HenrikBengtsson commented 5 years ago

There a few things going on here. First, using R options within futures is not (yet) support - not even manually. Example:

> library(future)
> plan(multisession, workers = 2)
> options(my_option = "yo")
> a <- getOption("my_option")
> a
[1] "yo"
> b %<-% getOption("my_option")
> b
NULL

It's on the wishlist (https://github.com/HenrikBengtsson/future/issues/172). The main problem of supporting that automatically is that some R options are read-only and other are meant only for the local R session, i.e. it's not obvious what options should be exported to the future and not.

HenrikBengtsson commented 5 years ago

Second, the design pattern where a package PKG provides:

FOO <- function(x=MY_GLOBLALS$x, y=MY_GLOBALS$y) x * y

where

MY_GLOBALS <- list(x=2L, y=5L)

should live in the users global environment is a bit unusual. The exteme example of this would be a package providing:

foo <- function(x = 1) {
  a * x
}

where it expects the user to have a in the global environment. I don't think I've attempted to cover it (if I would then this is should have been asserted by a package test). BTW, did this code example mean to reflect R options and .Options? If so, it makes a bit more sense to me.

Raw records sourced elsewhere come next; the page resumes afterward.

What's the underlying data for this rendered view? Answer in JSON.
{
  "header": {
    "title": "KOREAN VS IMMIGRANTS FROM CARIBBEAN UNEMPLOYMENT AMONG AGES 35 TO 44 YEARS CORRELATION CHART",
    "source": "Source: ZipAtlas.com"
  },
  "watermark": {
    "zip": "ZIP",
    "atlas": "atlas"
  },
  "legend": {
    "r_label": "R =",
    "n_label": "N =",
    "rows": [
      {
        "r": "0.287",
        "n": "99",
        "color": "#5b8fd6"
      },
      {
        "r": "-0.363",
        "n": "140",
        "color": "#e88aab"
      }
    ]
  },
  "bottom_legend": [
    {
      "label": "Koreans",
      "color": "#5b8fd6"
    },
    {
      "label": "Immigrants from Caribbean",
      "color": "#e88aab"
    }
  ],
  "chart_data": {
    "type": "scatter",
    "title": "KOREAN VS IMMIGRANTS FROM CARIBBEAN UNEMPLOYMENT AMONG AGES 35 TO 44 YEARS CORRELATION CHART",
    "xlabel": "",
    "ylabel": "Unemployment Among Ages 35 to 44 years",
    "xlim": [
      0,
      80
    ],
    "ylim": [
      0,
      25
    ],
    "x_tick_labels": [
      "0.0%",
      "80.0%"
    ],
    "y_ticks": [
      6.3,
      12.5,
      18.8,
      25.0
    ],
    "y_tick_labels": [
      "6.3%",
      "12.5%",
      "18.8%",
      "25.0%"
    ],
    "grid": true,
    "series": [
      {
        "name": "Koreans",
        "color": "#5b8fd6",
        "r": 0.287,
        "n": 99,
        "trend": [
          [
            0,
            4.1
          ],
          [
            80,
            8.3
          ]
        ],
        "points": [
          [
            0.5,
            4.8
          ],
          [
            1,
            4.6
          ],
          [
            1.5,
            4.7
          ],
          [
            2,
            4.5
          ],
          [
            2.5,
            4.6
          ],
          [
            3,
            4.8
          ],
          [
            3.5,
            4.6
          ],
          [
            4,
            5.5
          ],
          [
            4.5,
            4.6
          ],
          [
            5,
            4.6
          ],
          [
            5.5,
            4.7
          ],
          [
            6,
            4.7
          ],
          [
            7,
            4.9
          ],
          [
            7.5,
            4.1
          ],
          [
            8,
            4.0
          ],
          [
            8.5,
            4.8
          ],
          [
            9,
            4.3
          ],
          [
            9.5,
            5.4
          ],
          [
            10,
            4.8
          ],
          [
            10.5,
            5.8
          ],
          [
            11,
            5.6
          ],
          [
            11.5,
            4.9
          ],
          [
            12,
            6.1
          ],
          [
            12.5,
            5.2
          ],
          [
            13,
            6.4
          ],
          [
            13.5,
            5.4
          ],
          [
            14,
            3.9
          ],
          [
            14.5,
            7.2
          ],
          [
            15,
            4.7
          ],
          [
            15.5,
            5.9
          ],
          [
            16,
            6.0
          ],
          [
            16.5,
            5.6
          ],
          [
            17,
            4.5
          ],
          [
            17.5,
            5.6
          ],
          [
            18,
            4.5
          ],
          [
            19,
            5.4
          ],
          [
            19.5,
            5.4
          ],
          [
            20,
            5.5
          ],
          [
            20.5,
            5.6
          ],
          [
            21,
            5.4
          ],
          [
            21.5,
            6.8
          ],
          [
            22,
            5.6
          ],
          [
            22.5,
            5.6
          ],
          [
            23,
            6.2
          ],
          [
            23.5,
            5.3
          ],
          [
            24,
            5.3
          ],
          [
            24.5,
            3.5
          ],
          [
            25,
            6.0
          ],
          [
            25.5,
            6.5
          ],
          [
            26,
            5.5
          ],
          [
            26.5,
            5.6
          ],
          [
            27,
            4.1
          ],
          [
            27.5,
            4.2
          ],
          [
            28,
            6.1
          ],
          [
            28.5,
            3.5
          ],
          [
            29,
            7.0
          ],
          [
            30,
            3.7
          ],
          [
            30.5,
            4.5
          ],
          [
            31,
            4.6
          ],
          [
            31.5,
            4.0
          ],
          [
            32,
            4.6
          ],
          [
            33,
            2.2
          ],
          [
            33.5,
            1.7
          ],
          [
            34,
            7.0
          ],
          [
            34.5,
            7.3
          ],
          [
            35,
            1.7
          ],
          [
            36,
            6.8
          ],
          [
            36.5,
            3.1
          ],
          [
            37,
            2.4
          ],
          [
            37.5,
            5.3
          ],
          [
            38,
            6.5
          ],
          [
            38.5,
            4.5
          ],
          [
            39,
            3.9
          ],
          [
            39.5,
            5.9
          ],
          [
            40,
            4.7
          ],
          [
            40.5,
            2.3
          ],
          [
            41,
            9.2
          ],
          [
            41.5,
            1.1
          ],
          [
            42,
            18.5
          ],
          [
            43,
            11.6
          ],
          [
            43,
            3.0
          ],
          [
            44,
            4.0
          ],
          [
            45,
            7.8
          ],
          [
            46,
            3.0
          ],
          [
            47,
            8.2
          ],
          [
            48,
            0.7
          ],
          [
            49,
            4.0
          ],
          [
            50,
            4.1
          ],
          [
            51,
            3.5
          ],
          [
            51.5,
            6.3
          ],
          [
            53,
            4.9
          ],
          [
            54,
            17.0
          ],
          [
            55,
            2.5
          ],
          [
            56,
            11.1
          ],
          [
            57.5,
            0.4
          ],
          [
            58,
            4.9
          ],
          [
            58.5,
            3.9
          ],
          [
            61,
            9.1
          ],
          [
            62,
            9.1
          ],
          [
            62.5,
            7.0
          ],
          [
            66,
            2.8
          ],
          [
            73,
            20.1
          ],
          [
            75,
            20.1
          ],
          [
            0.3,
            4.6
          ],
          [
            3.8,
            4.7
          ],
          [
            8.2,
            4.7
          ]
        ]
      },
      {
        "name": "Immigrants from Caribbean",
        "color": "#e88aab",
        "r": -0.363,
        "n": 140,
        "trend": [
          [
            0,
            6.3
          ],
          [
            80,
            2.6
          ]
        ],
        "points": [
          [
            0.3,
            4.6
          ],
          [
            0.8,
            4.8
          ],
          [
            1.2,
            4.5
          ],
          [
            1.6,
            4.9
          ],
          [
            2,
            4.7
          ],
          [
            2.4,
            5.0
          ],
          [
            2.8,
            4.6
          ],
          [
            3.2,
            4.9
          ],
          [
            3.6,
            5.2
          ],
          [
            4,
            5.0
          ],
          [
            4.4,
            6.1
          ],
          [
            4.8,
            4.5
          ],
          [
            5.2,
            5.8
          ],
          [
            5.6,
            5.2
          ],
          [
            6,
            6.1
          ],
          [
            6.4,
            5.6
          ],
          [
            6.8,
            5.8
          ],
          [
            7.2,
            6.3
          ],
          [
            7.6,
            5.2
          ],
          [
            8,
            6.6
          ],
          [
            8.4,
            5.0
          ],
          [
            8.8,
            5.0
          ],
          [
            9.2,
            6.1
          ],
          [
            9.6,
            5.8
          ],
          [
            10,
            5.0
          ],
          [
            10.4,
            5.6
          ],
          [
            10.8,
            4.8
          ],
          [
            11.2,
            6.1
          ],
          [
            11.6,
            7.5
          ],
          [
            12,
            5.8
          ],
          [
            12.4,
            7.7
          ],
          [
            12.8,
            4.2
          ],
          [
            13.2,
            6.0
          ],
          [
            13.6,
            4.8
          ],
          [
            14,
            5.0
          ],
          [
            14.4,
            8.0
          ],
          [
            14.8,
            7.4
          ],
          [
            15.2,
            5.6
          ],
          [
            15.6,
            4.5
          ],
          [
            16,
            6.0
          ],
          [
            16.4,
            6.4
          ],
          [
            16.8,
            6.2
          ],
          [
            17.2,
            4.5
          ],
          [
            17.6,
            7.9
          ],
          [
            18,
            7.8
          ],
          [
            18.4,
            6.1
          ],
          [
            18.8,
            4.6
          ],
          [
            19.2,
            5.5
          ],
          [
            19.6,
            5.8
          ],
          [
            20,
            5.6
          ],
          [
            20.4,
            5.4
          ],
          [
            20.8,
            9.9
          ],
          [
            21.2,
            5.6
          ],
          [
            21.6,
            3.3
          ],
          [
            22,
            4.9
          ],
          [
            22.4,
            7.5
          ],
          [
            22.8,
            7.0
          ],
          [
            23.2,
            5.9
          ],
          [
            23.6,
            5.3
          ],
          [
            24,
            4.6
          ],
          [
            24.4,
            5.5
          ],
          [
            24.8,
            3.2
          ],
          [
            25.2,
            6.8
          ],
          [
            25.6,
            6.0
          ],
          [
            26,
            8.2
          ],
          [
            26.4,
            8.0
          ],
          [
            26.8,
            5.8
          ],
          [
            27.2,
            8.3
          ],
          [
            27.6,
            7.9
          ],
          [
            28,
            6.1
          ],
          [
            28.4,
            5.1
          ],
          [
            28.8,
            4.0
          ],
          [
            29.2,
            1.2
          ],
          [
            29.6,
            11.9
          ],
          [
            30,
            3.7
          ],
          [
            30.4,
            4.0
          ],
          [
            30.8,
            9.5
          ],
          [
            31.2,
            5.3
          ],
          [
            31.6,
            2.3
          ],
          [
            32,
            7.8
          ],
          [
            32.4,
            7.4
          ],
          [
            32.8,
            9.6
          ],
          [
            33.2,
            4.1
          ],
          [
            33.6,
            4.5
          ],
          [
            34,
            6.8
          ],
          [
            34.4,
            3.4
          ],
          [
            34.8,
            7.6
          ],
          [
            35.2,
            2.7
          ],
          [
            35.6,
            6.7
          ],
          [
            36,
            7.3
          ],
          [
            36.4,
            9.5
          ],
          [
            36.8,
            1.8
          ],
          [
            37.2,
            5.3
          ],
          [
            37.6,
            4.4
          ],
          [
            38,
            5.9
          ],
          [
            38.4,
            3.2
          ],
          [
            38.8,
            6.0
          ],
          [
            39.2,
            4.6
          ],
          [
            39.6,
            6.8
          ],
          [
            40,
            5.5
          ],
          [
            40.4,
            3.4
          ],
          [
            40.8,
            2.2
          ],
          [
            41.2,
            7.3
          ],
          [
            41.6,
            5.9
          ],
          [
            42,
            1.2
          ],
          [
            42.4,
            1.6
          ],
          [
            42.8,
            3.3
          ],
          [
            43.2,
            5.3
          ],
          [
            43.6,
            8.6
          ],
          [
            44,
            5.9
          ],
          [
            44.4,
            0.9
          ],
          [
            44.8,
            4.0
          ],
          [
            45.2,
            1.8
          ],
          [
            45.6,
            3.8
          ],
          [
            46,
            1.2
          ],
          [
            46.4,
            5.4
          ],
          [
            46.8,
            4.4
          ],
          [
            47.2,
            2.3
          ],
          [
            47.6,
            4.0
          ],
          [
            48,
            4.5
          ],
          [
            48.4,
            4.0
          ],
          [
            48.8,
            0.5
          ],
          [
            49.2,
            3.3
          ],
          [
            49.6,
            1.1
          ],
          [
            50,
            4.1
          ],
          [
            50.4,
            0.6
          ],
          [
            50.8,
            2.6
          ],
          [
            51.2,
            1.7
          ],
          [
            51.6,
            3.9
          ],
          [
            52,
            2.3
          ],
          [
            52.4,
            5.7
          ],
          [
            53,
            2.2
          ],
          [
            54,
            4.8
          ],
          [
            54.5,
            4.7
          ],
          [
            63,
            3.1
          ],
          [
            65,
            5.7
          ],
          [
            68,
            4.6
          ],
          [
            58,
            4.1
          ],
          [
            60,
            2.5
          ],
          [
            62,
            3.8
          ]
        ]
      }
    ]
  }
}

HenrikBengtsson commented 5 years ago

Forgot to say about R options: See also https://github.com/HenrikBengtsson/future.apply/issues/16 ('options("test"=5) are not global'). It provides a link to https://github.com/HenrikBengtsson/future/issues/134#issue-214818468 ('R options: options() are not passed down to futures - should they? (document either way)') which gives a few examples on how to manually "export" R options.

HenrikBengtsson commented 5 years ago

@arunsrinivasan, have you had a chance to digest/think more about my follow-up comments? I'd like to find which of your use cases are already on the future roadmap and which are new.

I'd also like to see if there's anything specific to future.apply here - I don't think so - my understanding is that all your needs will have to be taken care of by the core future framework.

arunsrinivasan commented 5 years ago

Apologies for the late reply. I agree the design of function argument with default like MY_GLOBALS$x is very unusual. And I'm working on fixing such code that I inherited. It'd still be nice that things work in those weird cases, as it should though. No I didn't mean it to reflect .options. This is really a code that I inherited and took me a while to figure out why code using future wasn't working. Then I tried a quick fix in the most reasonable way I could think of - using getOption and found it didn't work as well.

I'd be happy if globals could work as intended.

I agree this has more to do with future than future.apply. Feel free to migrate the issue there, if necessary.